Take for example behaving honestly and fairly with an associate. One person can behave honestly and fairly with someone else in order to seem honest and fair for the sake of self and to gain respect; another person can do the same for the sake of worldly profit; a third for reward and credit; a fourth to curry friendship; a fifth out of fear of the law and loss of reputation and office; a sixth to enlist people in his or her cause, even if it is an evil one; a seventh in order to mislead; and others for still other reasons. But even though all of their deeds look good (for behaving honestly and fairly toward a colleague is good), still they are evil because they are not done for the sake of honesty and fairness, not because these qualities are loved, but for the sake of oneself and the world, because these are loved. The honesty and fairness are servants of this love, like the servants of a household whom their lord demeans and dismisses when they do not serve.
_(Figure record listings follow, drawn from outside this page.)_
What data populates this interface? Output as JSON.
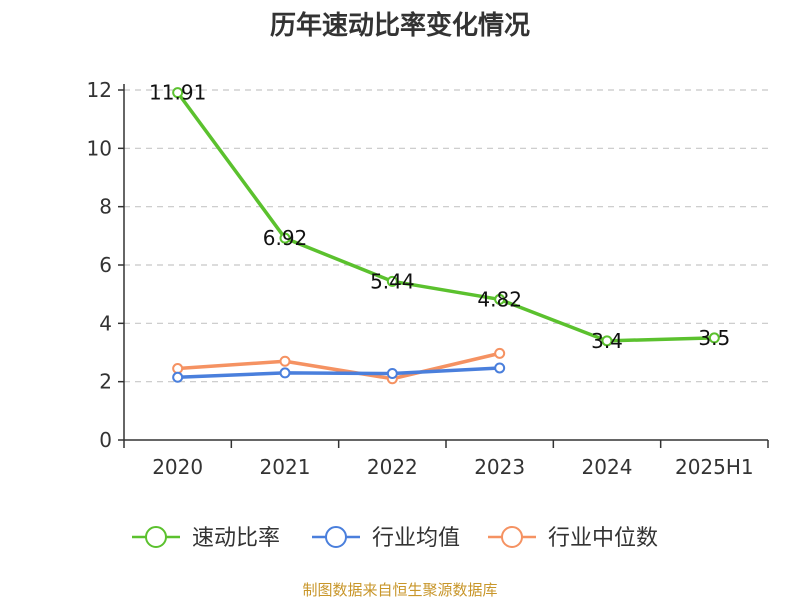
{
  "chart_data": {
    "type": "line",
    "title": "历年速动比率变化情况",
    "categories": [
      "2020",
      "2021",
      "2022",
      "2023",
      "2024",
      "2025H1"
    ],
    "ylim": [
      0,
      12
    ],
    "yticks": [
      0,
      2,
      4,
      6,
      8,
      10,
      12
    ],
    "grid": true,
    "legend_position": "bottom",
    "series": [
      {
        "name": "速动比率",
        "color": "#5bc12e",
        "values": [
          11.91,
          6.92,
          5.44,
          4.82,
          3.4,
          3.5
        ],
        "labels": [
          "11.91",
          "6.92",
          "5.44",
          "4.82",
          "3.4",
          "3.5"
        ]
      },
      {
        "name": "行业均值",
        "color": "#4a7fdc",
        "values": [
          2.15,
          2.3,
          2.28,
          2.47,
          null,
          null
        ]
      },
      {
        "name": "行业中位数",
        "color": "#f59262",
        "values": [
          2.45,
          2.7,
          2.1,
          2.97,
          null,
          null
        ]
      }
    ],
    "source": "制图数据来自恒生聚源数据库"
  }
}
People behave honestly and fairly toward their colleagues in a similar outward form when they are acting from a love of what is honest and fair. Some of them do it because of the truth of faith, or obedience, because it is enjoined in the Word. Some of them do it for the sake of the goodness of faith or conscience, because they are moved by religious feeling. Some of them do it out of the good of thoughtfulness toward their neighbor, because one’s neighbor’s welfare is to be valued. Some of them do it out of the goodness of love for the Lord, because what is good should be done for its own sake; so too what is honest and fair should be done for the sake of honesty and fairness. They love these qualities because they come from the Lord, and because the divine nature that emanates from the Lord is within them. So if we see them in their true essence, they are divine. The deeds or works of these people are inwardly good, so they are outwardly good as well; for as already noted, the nature of deeds and works is entirely determined by the nature of the thought and intent from which they stem, and apart from such thought and intent they are not deeds and works but only lifeless motions.
We may gather from this what is meant by works and deeds in the Word.